Zitat Ellviral: "Zu viel Angst ... davor das hier anonym ein Meister ist und man sich bis auf das Mark seiner Knochen blamiert."
Zitat Sili: "ich hab gerade gemerkt das ich das blöde ding nur lösen wolte für das gefühl"
In uns allen steckt wohl so ein verkappter Sherlock Holmes, der das Koan-Rätsel lösen und den anderen zeigen will, dass wir es konnten. Das ist nur menschlich und normal. Viele Menschen, besonders Anfänger in der Koanpraxis neigen dazu, erst über das Koan nachzudenken und - da das nicht zum Erfolg führen kann - in einer Art intuitivem Assozieren quasi 'out of the box 'nach ener Antwort zu suchen. Löst eine dieser Fantasien dann ein starkes Gefühl in ihnen aus, glauben sie die Lösung gefunden zu haben. Doch darum geht es gar nicht in der Koan-Praxis - im Gegenteil: genau damit werden wir dem Koan nicht mehr gerecht und verstellen uns seiner Wirksamkeit.

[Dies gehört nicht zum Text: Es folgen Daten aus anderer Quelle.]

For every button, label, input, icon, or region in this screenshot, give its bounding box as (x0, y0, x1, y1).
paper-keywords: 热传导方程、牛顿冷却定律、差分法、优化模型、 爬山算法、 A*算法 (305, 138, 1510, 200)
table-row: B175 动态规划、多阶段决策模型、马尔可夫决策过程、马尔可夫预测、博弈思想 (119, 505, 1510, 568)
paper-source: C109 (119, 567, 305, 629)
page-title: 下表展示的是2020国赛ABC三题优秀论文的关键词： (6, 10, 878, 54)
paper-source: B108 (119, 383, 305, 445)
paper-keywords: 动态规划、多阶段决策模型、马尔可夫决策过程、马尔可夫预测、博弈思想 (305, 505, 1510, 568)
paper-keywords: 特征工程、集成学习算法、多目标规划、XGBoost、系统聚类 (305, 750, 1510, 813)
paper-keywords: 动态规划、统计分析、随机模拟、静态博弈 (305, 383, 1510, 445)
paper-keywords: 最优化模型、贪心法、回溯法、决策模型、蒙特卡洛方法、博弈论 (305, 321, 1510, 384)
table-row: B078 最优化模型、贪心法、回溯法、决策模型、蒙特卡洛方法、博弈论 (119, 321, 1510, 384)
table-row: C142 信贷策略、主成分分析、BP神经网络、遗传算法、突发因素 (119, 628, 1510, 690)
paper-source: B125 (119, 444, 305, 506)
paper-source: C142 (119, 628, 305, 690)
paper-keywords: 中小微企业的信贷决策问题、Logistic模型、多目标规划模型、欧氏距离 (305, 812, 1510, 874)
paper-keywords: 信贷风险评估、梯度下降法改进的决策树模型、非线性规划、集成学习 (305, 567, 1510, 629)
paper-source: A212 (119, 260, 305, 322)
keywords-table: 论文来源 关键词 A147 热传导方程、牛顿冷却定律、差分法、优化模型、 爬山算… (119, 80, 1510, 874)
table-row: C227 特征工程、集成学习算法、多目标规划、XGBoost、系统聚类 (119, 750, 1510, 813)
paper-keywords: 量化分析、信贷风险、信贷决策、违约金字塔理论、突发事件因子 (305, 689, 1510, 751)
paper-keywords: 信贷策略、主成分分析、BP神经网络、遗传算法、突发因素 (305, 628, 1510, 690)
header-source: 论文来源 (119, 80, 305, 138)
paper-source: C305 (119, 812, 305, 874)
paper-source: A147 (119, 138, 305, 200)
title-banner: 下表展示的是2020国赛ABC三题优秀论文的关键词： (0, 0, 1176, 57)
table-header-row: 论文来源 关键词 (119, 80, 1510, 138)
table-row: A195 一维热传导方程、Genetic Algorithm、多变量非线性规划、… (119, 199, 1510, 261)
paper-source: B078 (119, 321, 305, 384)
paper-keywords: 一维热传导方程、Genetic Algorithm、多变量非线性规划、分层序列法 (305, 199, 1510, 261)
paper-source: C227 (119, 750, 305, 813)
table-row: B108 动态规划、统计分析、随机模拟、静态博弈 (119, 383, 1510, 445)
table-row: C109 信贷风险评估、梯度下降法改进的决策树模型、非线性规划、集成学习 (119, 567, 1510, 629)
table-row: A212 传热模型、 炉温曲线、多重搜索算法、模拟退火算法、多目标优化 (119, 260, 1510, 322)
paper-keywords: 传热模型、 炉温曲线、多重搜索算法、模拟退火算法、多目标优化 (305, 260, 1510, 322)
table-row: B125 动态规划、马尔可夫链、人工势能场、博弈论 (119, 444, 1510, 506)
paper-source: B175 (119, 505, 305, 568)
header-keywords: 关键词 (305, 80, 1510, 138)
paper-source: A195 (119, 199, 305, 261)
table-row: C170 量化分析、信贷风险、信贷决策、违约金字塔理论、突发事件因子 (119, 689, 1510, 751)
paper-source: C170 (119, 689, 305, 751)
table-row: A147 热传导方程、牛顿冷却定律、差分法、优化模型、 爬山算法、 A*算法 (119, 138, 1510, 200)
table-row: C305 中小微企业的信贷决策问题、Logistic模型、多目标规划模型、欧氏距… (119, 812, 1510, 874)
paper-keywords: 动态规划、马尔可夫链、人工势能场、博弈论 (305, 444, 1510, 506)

Mumon sagt: "Passt auf: Wollt ihr wissen, ob etwas reines Gold ist oder nicht, müsst ihr es mitten im Feuer verstehen."
Was glaubst du, wo dieser Ort ist, an dem das Gold im Feuer ist? Und wann findet wohl ein solches Ereignis statt? Das "Passt auf" ist keine bloße Redewendung.
Wenn du dich in deiner Praxis nun an diesen Ort begibst und dir die Frage stellst "Warum hebt ein Mann von großer Kraft sein Bein nicht hoch?" und du dann keine Ahnung hast - dann kann sich das Koan (das nicht verschieden ist von dir, denn du bist es ja der/die sich die Koanfrage stellt) dann kann sich dieses Koan zu offener Weite ausdehnen und zu blühen beginnen und leuchten wie ein junger Stern. Das hält aber nur genauso lange an bis du mit deiner nächsten genialen Koan-Antwort um die Ecke kommst, inklusive Aufregung, Begeisterung und Stolz, es geschafft zu haben. Spätestens dann brauchst du ganz dringend ein Dokusan beim Meister, damit sein Stock den Unsinn wieder zerschlägt, den du dir so schön zurecht gelegt hast. (@ Ellviral: Mit "Beschützen von Heiligtümern, nicht für Menschen, nur für vor Heiligtümern Kniende" hat dieses Zerschlagen nichts zu tun. Nicht umsonst sagte Bodhidarma im ersten Koan des BI-Yän-Lu: "Offene Weite - nichts von Heilig.")
Man liest ja immer wieder, dass wir im Zazen unsere Gedanken loslassen oder sie nur beobachten und weiterziehen lassen sollen. Das ist sicher ein toller Ratschlag, aber er ist auch fast unmöglich zu verwirklichen. Dieser Moment aber, in dem du dir die Koanfrage stellst und sie nicht beantworten kannst, öffnet eine große Tür. Wir stellen uns die Frage und unsere hausbackenen Antworten lauern von allen Seiten, im Begriff uns jeden Augenblick anzuspringen, um sich in unserem Geist festzubeißen. Wie kannst du sie im Zaun halten? Indem du dir weiter die Frage stellst, die Frage als Frage bestehen lässt und sie nicht ein Sprungbrett sein lässt ins nächste Fettnäpfchen einer hahnebüchenen Erklärung.
Hast du dir die Frage in deiner Praxis (Grundlage dieser Praxis ist natürlich immer das Zazen) lange genug vorgelegt, wirst du irgendwann in der Lage sein, den Inhalt der Frage auch nonverbal wachzuhalten ohne das du es jedes Mal im Kopf formulieren musst. Mein Tipp: Versuche diesen Zustand zu erreichen, in dem du dir die Frage nonverbal vergegenwärtigen kannst ohne sie dabei zu verlieren; dann öffnet sich die Tür recht schnell. Irgendwann hast du die Frage und das, worauf sie zielt, so ganz und gar durchdrungen, dass die Antwort ganz von selber da ist. Diese Antwort ist dann aber auch zugleich ein Zustand. Das wird der Meister im Dokusan bestätigen.